My dataset returns an audio file of fixed length and the generator batches them to 64 files. I want to preprocess the whole batch on the GPU to speed things up because individual audio processing is time consuming. When I call the below:
for x, y in training_generator:
x = preprocess(x.to(device))
I get the error ‘expected device cuda:0 but got device cpu’
The preprocess function is below:
def STFT(batch, N_FFT, TOP_DB, chroma=False):
window = torch.hann_window(N_FFT)
STFT = torch.stft(batch, N_FFT, window=window)

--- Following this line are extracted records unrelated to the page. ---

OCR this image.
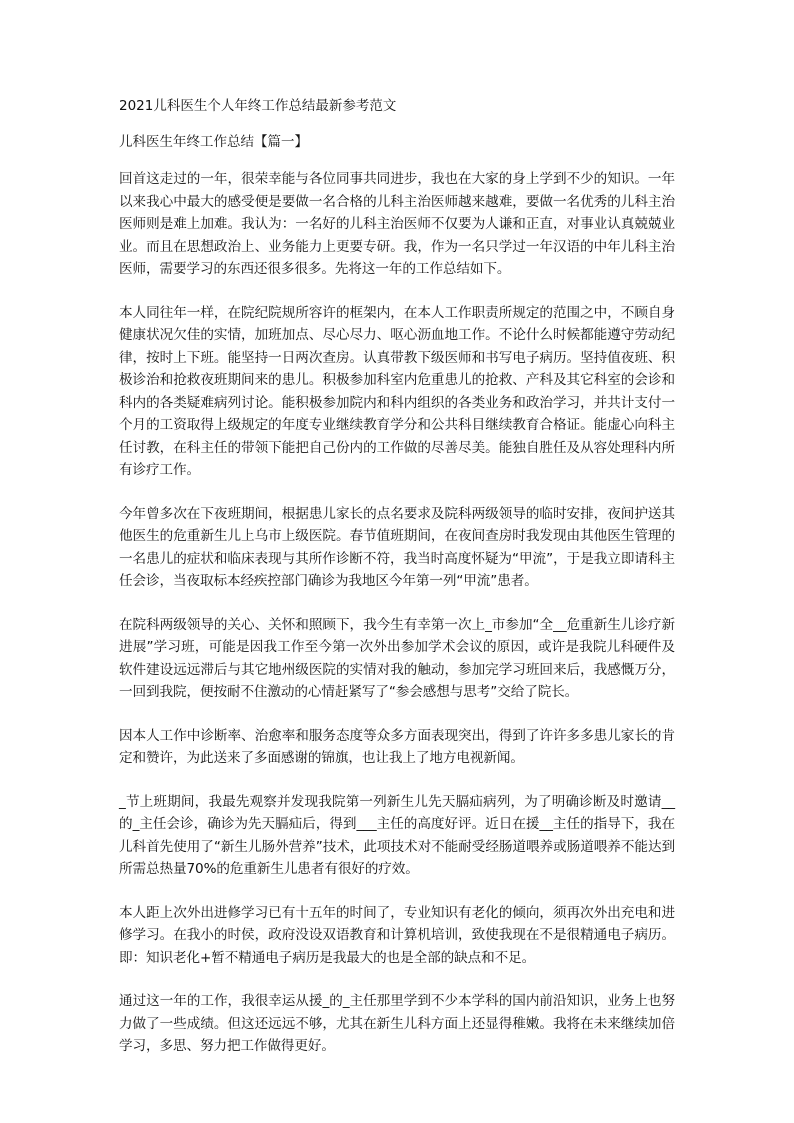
2021儿科医生个人年终工作总结最新参考范文
儿科医生年终工作总结【篇一】

回首这走过的一年，很荣幸能与各位同事共同进步，我也在大家的身上学到不少的知识。一年以来我心中最大的感受便是要做一名合格的儿科主治医师越来越难，要做一名优秀的儿科主治医师则是难上加难。我认为：一名好的儿科主治医师不仅要为人谦和正直，对事业认真兢兢业业。而且在思想政治上、业务能力上更要专研。我，作为一名只学过一年汉语的中年儿科主治医师，需要学习的东西还很多很多。先将这一年的工作总结如下。

本人同往年一样，在院纪院规所容许的框架内，在本人工作职责所规定的范围之中，不顾自身健康状况欠佳的实情，加班加点、尽心尽力、呕心沥血地工作。不论什么时候都能遵守劳动纪律，按时上下班。能坚持一日两次查房。认真带教下级医师和书写电子病历。坚持值夜班、积极诊治和抢救夜班期间来的患儿。积极参加科室内危重患儿的抢救、产科及其它科室的会诊和科内的各类疑难病列讨论。能积极参加院内和科内组织的各类业务和政治学习，并共计支付一个月的工资取得上级规定的年度专业继续教育学分和公共科目继续教育合格证。能虚心向科主任讨教，在科主任的带领下能把自己份内的工作做的尽善尽美。能独自胜任及从容处理科内所有诊疗工作。

今年曾多次在下夜班期间，根据患儿家长的点名要求及院科两级领导的临时安排，夜间护送其他医生的危重新生儿上乌市上级医院。春节值班期间，在夜间查房时我发现由其他医生管理的一名患儿的症状和临床表现与其所作诊断不符，我当时高度怀疑为“甲流”，于是我立即请科主任会诊，当夜取标本经疾控部门确诊为我地区今年第一列“甲流”患者。

在院科两级领导的关心、关怀和照顾下，我今生有幸第一次上_市参加“全__危重新生儿诊疗新进展”学习班，可能是因我工作至今第一次外出参加学术会议的原因，或许是我院儿科硬件及软件建设远远滞后与其它地州级医院的实情对我的触动，参加完学习班回来后，我感慨万分，一回到我院，便按耐不住激动的心情赶紧写了“参会感想与思考”交给了院长。

因本人工作中诊断率、治愈率和服务态度等众多方面表现突出，得到了许许多多患儿家长的肯定和赞许，为此送来了多面感谢的锦旗，也让我上了地方电视新闻。

_节上班期间，我最先观察并发现我院第一列新生儿先天膈疝病列，为了明确诊断及时邀请__的_主任会诊，确诊为先天膈疝后，得到___主任的高度好评。近日在援__主任的指导下，我在儿科首先使用了“新生儿肠外营养”技术，此项技术对不能耐受经肠道喂养或肠道喂养不能达到所需总热量70%的危重新生儿患者有很好的疗效。

本人距上次外出进修学习已有十五年的时间了，专业知识有老化的倾向，须再次外出充电和进修学习。在我小的时侯，政府没设双语教育和计算机培训，致使我现在不是很精通电子病历。即：知识老化+暂不精通电子病历是我最大的也是全部的缺点和不足。

通过这一年的工作，我很幸运从援_的_主任那里学到不少本学科的国内前沿知识，业务上也努力做了一些成绩。但这还远远不够，尤其在新生儿科方面上还显得稚嫩。我将在未来继续加倍学习，多思、努力把工作做得更好。
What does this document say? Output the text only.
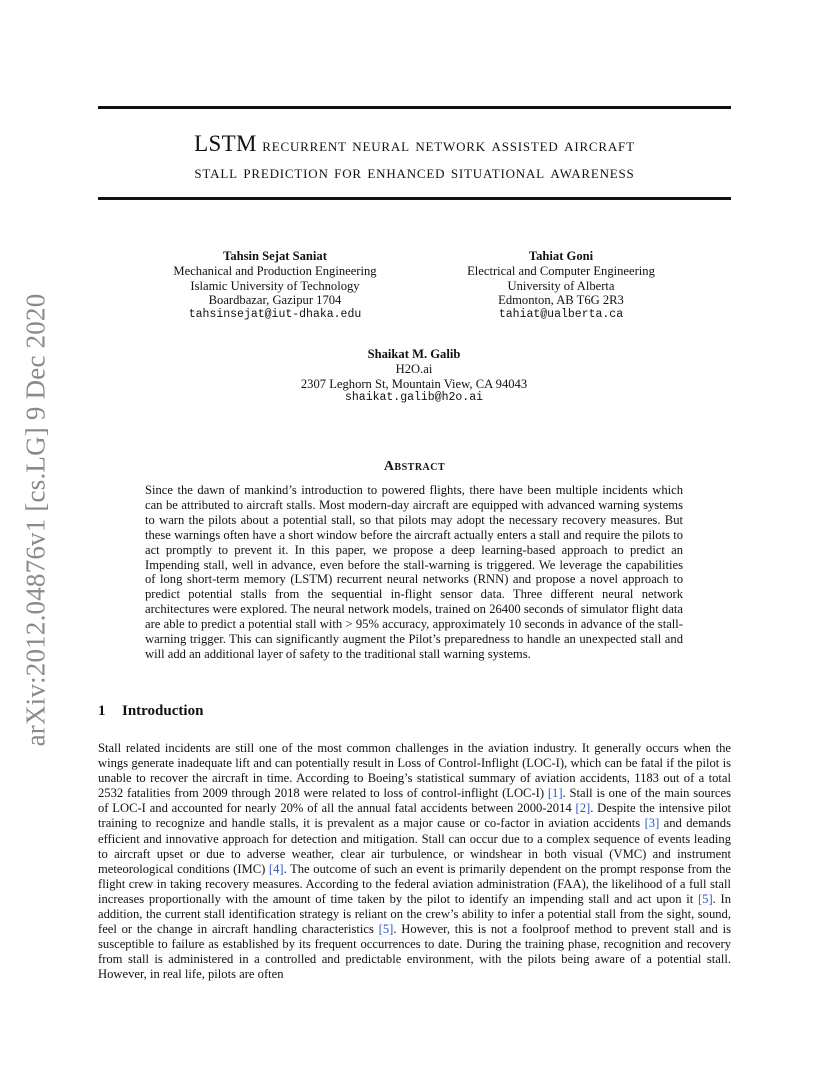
arXiv:2012.04876v1 [cs.LG] 9 Dec 2020
LSTM recurrent neural network assisted aircraft
stall prediction for enhanced situational awareness
Tahsin Sejat Saniat
Mechanical and Production Engineering
Islamic University of Technology
Boardbazar, Gazipur 1704
tahsinsejat@iut-dhaka.edu
Tahiat Goni
Electrical and Computer Engineering
University of Alberta
Edmonton, AB T6G 2R3
tahiat@ualberta.ca
Shaikat M. Galib
H2O.ai
2307 Leghorn St, Mountain View, CA 94043
shaikat.galib@h2o.ai
Abstract
Since the dawn of mankind’s introduction to powered flights, there have been multiple incidents which can be attributed to aircraft stalls. Most modern-day aircraft are equipped with advanced warning systems to warn the pilots about a potential stall, so that pilots may adopt the necessary recovery measures. But these warnings often have a short window before the aircraft actually enters a stall and require the pilots to act promptly to prevent it. In this paper, we propose a deep learning-based approach to predict an Impending stall, well in advance, even before the stall-warning is triggered. We leverage the capabilities of long short-term memory (LSTM) recurrent neural networks (RNN) and propose a novel approach to predict potential stalls from the sequential in-flight sensor data. Three different neural network architectures were explored. The neural network models, trained on 26400 seconds of simulator flight data are able to predict a potential stall with > 95% accuracy, approximately 10 seconds in advance of the stall-warning trigger. This can significantly augment the Pilot’s preparedness to handle an unexpected stall and will add an additional layer of safety to the traditional stall warning systems.
1 Introduction
Stall related incidents are still one of the most common challenges in the aviation industry. It generally occurs when the wings generate inadequate lift and can potentially result in Loss of Control-Inflight (LOC-I), which can be fatal if the pilot is unable to recover the aircraft in time. According to Boeing’s statistical summary of aviation accidents, 1183 out of a total 2532 fatalities from 2009 through 2018 were related to loss of control-inflight (LOC-I) [1]. Stall is one of the main sources of LOC-I and accounted for nearly 20% of all the annual fatal accidents between 2000-2014 [2]. Despite the intensive pilot training to recognize and handle stalls, it is prevalent as a major cause or co-factor in aviation accidents [3] and demands efficient and innovative approach for detection and mitigation. Stall can occur due to a complex sequence of events leading to aircraft upset or due to adverse weather, clear air turbulence, or windshear in both visual (VMC) and instrument meteorological conditions (IMC) [4]. The outcome of such an event is primarily dependent on the prompt response from the flight crew in taking recovery measures. According to the federal aviation administration (FAA), the likelihood of a full stall increases proportionally with the amount of time taken by the pilot to identify an impending stall and act upon it [5]. In addition, the current stall identification strategy is reliant on the crew’s ability to infer a potential stall from the sight, sound, feel or the change in aircraft handling characteristics [5]. However, this is not a foolproof method to prevent stall and is susceptible to failure as established by its frequent occurrences to date. During the training phase, recognition and recovery from stall is administered in a controlled and predictable environment, with the pilots being aware of a potential stall. However, in real life, pilots are often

# STFT has 2 channels for real and imaginary we need to get the magnitude
a_2 = torch.mul(STFT[:, :, :, 0], STFT[:, :, :, 0])
b_2 = torch.mul(STFT[:, :, :, 1], STFT[:, :, :, 1])
a_2_plus_b_2 = torch.add(a_2, b_2)
STFT_Mag = torch.sqrt(a_2_plus_b_2)
if chroma: return STFT_Mag
STFT_DB = torchaudio.transforms.AmplitudeToDB('magnitude', top_db=TOP_DB)(STFT_Mag)
return STFT_DB
def MELS(batch, MELSPECTOGRAM_PARAMETERS, TOP_DB):
MEL_SPEC = torchaudio.transforms.MelSpectrogram(**MELSPECTOGRAM_PARAMETERS)(batch)
return torchaudio.transforms.AmplitudeToDB('power', top_db=TOP_DB)(MEL_SPEC)
def MFCC(batch, N_MFCC, N_MELS, MEL_SPEC_DB):
DCT = torchaudio.functional.create_dct(N_MFCC, N_MELS, 'ortho')
return torch.matmul(MEL_SPEC_DB.transpose(1, 2), DCT).transpose(1, 2)
def CHROMA(batch, CFB_INIT, N_FFT, TOP_DB):
STFT_DB = STFT(batch , N_FFT, TOP_DB, True).to(device)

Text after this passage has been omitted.